Only the short-lived excitement about the Moon missions has given our age a hint of the fervour that aviation inspired in the interwar years. The new access to a whole new element gave that generation a defining identity, a sense of being incontrovertibly different from every one that had gone before, ever. A wonderful delusion that was not lost on the Western imagination.
Robert Wohl charts in fascinating detail the manifold reverberations of flight, literary, political, artistic, intellectual. Much more than a plane-spotter’s feast, this is a thoughtful, wide-ranging, meticulous (as befits a history professor) analysis of arguably the most salient new fact of the time. A brilliant idea, stimulating, packed with incident. This is his second volume on the theme; the first, from the earliest wing-flappings to the end of the first world war, was reviewed here in 1994, and again Yale have done him proud with a beautifully designed and illustrated book that makes it clear they take the subject seriously.

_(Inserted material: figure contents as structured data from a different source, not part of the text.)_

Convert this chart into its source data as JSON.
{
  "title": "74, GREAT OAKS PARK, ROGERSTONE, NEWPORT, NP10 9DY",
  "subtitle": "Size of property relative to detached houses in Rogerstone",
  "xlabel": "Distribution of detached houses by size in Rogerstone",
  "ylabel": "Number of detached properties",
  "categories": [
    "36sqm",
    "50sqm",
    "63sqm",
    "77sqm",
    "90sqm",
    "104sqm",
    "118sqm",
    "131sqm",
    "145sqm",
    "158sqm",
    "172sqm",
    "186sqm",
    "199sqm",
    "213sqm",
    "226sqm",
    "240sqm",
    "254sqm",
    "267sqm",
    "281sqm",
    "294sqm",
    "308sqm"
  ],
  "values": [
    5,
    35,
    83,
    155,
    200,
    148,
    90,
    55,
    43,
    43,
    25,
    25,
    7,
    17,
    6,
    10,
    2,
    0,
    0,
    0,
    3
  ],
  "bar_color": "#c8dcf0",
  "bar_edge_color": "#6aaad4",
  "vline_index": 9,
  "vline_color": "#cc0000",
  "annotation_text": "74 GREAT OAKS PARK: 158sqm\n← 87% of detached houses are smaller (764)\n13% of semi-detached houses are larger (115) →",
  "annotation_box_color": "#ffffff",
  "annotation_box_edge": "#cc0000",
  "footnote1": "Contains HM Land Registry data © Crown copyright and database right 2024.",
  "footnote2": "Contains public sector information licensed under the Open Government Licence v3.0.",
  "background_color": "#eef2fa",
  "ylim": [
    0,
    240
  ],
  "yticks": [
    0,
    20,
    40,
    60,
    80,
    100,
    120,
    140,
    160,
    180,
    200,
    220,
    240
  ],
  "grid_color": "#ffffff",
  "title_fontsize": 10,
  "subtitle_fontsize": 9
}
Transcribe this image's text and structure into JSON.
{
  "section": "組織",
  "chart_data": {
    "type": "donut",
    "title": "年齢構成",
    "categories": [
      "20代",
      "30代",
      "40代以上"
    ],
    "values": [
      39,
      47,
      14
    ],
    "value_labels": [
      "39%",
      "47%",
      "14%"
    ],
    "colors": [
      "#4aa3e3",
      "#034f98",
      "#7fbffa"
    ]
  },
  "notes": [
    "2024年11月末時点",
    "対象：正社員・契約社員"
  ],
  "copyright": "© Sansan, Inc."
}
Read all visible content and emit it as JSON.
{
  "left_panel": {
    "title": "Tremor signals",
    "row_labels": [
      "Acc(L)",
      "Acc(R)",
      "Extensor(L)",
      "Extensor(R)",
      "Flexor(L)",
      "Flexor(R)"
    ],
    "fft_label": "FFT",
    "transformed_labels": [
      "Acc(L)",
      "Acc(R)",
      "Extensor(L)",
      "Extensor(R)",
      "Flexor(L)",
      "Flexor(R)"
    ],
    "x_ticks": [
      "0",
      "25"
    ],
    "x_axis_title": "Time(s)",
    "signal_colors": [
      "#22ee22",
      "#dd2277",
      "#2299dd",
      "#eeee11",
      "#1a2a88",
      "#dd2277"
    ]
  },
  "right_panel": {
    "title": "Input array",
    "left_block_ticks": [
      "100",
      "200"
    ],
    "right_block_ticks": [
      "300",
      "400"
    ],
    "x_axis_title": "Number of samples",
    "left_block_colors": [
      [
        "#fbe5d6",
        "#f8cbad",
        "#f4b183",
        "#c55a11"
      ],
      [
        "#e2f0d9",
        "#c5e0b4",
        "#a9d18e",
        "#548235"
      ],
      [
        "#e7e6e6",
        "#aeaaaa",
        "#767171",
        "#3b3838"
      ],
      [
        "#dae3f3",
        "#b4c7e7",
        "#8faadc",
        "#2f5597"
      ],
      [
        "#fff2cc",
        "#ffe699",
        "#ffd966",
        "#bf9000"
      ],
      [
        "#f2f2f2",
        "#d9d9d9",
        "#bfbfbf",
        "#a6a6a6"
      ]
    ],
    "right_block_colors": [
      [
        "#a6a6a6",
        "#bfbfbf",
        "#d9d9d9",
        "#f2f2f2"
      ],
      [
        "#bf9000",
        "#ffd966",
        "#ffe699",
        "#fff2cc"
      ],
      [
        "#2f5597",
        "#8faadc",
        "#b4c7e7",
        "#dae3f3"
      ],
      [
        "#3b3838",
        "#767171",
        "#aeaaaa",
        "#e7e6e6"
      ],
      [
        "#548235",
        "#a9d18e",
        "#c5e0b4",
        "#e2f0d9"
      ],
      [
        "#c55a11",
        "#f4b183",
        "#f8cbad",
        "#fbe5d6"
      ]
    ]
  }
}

How right they are, because the impact of aviation on every aspect of the Western imagination was profound. How could it have been otherwise? Here was a vast new world to explore, bigger than any America, an infinite canvas, intoxicating, often heroic, following over this period an aerobatic curve up to ethereal heights and down to the depths of horror.
In 1920, Western imagination sorely needed a lift, after trench warfare and epidemic, and aviation provided it, hard as that is for us, paralysed by the boredom of jet-travel and calloused by remote, computerised air warfare, to conceive. It raised eyes metaphorically as well as literally, and hopes, of nation meeting nation, universal brotherhood, etc. It was ‘a sort of social religion’.
The fervour started with the first long-distance flights, such as Alcock and Brown crossing the Atlantic in their Vimy, heroes even if they ended nose-down in an Irish bog.